January 26, 2012

Barack Obama learns the book party lesson: Just say you liked it

by

Arizona Governor Jan Brewer greets President Obama upon his arrival in her state

Arizona Governor Jan Brewer got in a heated argument with President Barack Obama over her book yesterday when she greeted him upon his arrival at the Phoenix airport. According to a report in the Boston Globe, they were arguing about her memoir, Scorpions for Breakfast, which defends her anti-immigraion stance, which Obama opposes.

According to the report, when Brewer stepped forward to officially welcome Obama, the two immediately became engaged in an “intense conversation at the base of Air Force One’s steps.”

Brewer, a Republican, later claimed, “He was a little disturbed about my book.”
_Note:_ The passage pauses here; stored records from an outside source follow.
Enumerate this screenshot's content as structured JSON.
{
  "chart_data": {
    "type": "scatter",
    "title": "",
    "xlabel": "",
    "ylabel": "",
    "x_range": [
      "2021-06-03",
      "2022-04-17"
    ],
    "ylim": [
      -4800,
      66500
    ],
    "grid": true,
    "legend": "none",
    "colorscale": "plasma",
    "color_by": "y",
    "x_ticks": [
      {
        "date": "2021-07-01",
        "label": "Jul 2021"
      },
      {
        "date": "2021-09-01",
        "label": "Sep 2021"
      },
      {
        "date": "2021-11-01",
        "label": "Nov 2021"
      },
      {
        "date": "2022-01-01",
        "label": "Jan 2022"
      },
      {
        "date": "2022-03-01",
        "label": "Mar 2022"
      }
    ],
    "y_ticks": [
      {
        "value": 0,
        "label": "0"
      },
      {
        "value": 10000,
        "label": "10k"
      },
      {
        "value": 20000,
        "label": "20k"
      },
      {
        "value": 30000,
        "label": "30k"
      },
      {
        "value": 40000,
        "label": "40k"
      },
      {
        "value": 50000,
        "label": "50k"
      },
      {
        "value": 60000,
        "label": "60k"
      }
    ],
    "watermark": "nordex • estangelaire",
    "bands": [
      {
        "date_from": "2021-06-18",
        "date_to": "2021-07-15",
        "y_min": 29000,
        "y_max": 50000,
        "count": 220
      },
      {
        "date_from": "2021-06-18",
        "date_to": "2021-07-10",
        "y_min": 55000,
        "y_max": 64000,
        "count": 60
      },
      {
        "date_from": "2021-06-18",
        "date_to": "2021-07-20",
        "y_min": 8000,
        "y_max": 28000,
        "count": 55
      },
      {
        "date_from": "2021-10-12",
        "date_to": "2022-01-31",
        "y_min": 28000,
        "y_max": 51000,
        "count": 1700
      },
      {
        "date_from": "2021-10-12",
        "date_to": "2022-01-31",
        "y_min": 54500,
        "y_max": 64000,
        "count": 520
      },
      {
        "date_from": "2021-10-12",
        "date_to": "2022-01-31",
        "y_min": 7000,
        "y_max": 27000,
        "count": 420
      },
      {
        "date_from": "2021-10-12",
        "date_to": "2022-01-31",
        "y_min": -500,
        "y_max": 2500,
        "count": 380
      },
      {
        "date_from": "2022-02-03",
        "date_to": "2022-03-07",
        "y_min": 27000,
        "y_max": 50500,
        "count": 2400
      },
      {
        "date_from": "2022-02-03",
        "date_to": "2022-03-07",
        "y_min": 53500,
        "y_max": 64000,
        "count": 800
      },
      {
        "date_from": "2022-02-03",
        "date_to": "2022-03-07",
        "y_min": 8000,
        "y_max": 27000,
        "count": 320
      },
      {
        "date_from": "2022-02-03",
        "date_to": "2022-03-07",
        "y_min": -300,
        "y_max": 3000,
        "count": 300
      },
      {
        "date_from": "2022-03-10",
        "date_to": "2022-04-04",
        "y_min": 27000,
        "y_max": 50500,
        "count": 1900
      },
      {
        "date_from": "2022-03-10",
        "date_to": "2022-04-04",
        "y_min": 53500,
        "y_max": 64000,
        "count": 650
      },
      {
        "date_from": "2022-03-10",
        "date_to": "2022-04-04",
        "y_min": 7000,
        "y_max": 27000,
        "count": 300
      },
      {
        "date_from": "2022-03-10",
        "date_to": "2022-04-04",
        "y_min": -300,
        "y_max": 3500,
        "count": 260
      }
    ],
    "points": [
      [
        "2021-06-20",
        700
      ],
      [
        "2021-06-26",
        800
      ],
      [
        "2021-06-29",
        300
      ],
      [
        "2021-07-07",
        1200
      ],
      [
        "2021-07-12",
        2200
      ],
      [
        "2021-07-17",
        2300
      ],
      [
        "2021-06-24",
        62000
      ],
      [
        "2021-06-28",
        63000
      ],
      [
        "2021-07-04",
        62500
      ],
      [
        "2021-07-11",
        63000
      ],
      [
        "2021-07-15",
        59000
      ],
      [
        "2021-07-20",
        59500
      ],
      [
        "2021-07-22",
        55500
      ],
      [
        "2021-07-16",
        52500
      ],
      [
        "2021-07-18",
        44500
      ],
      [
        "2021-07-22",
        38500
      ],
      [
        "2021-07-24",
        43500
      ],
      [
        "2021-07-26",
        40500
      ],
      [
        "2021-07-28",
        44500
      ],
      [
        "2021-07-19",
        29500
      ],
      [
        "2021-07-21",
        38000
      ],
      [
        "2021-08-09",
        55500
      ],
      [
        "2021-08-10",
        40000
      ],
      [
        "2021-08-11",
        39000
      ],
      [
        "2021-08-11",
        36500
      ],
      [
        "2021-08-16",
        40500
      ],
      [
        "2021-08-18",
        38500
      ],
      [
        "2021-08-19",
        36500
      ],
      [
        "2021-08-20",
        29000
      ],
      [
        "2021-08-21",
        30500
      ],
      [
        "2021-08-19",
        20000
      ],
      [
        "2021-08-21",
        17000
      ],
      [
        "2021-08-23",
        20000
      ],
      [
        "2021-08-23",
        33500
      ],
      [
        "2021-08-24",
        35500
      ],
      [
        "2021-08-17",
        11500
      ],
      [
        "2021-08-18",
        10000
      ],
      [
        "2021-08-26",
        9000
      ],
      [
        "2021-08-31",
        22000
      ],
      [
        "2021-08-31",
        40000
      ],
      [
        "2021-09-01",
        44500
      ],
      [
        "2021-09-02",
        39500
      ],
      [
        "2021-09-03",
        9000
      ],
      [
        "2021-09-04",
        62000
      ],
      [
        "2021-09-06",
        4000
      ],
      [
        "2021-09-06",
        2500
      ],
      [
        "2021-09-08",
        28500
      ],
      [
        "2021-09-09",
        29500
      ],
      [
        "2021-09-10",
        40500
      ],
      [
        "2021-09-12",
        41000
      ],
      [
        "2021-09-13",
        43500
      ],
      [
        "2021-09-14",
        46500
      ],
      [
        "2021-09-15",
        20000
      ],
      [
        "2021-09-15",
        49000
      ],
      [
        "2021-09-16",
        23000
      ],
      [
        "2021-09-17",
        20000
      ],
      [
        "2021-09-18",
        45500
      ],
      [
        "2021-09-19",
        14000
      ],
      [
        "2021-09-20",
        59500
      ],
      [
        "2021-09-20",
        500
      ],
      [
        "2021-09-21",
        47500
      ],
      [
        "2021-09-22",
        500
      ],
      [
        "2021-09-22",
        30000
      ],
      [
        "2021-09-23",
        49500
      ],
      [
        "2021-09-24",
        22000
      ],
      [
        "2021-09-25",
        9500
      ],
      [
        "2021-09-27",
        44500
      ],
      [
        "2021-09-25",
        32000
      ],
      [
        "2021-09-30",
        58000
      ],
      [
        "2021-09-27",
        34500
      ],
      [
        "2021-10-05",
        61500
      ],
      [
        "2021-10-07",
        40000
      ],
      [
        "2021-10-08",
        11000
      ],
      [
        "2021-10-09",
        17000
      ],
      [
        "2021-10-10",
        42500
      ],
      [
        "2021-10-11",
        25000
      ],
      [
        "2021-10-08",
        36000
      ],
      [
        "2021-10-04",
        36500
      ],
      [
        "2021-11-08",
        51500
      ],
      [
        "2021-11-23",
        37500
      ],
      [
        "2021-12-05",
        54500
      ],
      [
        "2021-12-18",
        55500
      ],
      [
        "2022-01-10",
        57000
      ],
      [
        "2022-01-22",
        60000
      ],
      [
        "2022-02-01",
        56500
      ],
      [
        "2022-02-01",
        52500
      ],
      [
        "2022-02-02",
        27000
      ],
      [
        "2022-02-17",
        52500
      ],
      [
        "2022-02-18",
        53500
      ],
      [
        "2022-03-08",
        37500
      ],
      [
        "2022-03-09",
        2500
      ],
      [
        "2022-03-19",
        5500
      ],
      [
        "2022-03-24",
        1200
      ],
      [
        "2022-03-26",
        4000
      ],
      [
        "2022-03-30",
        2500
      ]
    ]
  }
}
According to what Brewer told reporters, “Obama was objecting to Brewer’s description of a meeting he and Brewer had at the White House, where she described Obama as lecturing her.” A USA Today report adds that in the book Brewer also calls Obama “patronizing.”

An Arizona Daily Star report says Obama “appeared to walk away from her while they were still talking, and she confirmed that by saying she didn’t finish her sentence.”

In a local radio interview, she called the president “thin skinned” and said, “I tried to listen and tried to be respectful to him,” although all the pictures of the incident, like the one above, seem to tell a different story.

An anonymous White House insider tells the Washington Post a different story, too: The source says Brewer tried to hand the President an invitation to a private lunch, and “Obama told Brewer he would be happy to meet with her,” but he also “did note that after their last meeting, a cordial discussion in the Oval Office, the governor inaccurately described the meeting in her book.”

Nonetheless, in the Globe story, Brewer insists, “I said to him, you know, I have always respected the office of the president and that the book is what the book is.”

One would have to imagine that was the president’s point.

 

Dennis Johnson is the founder of MobyLives, and the co-founder and co-publisher of Melville House.